# Part II - FordGo Bike sharing system user habits
## by Fatima Brazao

## Investigation Overview

> this presentation aims at providing insight into the users habits of Ford GO bike sharing system in the month February 2019.

>From the dataset exploration I observe that:

>This bike sharing system is used for short rides 

>Most bikes rides are done by subscribers 91%

>Males did 75% of those rides while females did 25% and other gender 2%

> Most trips are performed by users in the age range of 30s to 50s(1980-2000)

>Throught the day most rides happen in the morning and afternoon some in the evening and little at night

> Most popular stations have ids between 50 and 100

> Most popular days in February 2019 were workdays namely: 5,6,7, 11,12,19,20,21,22,28! Weekends are less popular!

> Somehow users tend to take more frequently bikes with a higher id!! Newer??

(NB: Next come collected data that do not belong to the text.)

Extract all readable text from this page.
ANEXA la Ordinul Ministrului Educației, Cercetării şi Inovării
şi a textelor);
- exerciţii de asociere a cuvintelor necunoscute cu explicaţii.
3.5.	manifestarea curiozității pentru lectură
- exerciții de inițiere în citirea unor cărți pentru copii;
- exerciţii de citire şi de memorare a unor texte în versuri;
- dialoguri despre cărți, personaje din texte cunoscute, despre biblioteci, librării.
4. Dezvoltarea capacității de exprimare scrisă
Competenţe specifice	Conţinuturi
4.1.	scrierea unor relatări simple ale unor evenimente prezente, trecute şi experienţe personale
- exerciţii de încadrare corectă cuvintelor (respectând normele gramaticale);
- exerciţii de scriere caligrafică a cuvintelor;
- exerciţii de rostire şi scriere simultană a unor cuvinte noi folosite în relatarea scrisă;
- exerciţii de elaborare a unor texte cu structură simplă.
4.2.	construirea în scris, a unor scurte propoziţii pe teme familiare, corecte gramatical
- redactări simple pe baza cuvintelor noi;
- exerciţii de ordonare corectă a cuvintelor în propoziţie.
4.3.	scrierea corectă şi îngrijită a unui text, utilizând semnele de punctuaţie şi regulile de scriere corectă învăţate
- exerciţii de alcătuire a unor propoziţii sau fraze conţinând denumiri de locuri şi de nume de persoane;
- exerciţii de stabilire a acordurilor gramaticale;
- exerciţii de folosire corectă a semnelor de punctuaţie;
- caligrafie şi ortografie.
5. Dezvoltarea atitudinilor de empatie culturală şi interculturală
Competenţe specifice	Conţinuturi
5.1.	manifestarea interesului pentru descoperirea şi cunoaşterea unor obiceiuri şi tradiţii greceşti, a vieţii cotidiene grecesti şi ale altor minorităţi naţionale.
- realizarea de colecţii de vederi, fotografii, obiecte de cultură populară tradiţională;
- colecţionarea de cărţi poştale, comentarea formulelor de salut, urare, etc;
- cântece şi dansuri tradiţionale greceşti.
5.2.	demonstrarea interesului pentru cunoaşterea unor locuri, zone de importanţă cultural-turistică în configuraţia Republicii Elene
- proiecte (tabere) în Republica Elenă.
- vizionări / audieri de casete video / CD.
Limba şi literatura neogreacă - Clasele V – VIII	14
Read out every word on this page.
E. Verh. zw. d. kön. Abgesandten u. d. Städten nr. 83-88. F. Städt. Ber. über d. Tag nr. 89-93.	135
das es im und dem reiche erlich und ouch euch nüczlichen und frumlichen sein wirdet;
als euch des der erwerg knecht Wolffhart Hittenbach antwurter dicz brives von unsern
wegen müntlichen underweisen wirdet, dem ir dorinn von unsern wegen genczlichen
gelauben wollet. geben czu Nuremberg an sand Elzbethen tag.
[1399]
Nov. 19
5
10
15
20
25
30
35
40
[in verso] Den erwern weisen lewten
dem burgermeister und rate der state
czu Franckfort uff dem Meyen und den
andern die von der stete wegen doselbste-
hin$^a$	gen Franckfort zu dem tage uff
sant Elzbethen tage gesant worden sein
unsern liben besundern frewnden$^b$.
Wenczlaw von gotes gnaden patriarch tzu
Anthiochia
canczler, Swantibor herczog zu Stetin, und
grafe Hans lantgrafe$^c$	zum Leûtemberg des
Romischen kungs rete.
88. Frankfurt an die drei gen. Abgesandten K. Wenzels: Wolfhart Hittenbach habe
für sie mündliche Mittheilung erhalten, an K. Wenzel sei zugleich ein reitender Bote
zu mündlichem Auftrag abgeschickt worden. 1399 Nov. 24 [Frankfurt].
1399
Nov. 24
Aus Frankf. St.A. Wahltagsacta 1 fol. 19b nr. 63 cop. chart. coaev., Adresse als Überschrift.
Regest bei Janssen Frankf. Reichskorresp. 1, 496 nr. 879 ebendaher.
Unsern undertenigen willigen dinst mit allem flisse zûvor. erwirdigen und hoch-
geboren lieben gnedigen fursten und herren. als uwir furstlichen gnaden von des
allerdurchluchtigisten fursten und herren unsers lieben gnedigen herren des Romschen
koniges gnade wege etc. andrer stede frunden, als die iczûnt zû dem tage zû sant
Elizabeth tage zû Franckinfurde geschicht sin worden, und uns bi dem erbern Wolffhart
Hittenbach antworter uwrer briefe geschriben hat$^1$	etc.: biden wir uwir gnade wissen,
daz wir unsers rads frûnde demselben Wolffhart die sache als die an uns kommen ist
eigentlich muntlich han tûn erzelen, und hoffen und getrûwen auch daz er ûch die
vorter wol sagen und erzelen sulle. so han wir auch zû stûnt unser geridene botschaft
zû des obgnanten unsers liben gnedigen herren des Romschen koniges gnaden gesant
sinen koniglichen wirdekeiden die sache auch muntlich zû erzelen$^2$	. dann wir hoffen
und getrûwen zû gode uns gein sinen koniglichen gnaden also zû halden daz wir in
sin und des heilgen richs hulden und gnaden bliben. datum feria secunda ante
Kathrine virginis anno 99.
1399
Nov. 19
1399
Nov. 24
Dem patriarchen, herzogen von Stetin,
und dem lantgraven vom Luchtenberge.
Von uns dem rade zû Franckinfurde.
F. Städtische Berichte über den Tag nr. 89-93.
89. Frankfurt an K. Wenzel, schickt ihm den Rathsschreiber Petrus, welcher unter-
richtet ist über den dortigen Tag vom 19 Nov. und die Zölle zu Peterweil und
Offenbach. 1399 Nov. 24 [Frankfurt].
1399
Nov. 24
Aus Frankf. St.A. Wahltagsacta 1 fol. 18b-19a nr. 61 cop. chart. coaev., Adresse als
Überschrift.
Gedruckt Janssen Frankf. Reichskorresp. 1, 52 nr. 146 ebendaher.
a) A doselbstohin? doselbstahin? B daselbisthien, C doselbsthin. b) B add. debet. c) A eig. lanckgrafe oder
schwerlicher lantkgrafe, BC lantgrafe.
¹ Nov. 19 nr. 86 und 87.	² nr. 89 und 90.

>Hipothesis: The bike sharing system is used mostly for transport to and from work for short distances!!


## Dataset Overview

> The dataset from Ford Go Bike sharing system has attributes from  183 412 individual rides. The attributes are the duration(in seconds)(NUMERIC variable), the start and end date and time, as well as start and end location by station id and name(ORDINAL variable), and by longitude and latitude (removed for this study). Additionally data about the user_type(costumer or subscriber), member birth year and gender(CATEGORICAL variables).


In [None]:
# import all packages and set plots to be embedded inline
import numpy as np
import pandas as pd
import matplotlib.pyplot as plt
import seaborn as sb
import calendar
import datetime

%matplotlib inline

# suppress warnings from final output
import warnings
warnings.simplefilter("ignore")

In [None]:
# load in the dataset into a pandas dataframe
df=pd.read_csv("final-fordgobike-tripdata.csv")


## Hypothesis: 
### The bike sharing system is used mostly by subscribers for short duration transport  

#### This hypothesis is supported by data. Following we will present a set of visualizations that show who are the users of the bike system and their habits in February 2019.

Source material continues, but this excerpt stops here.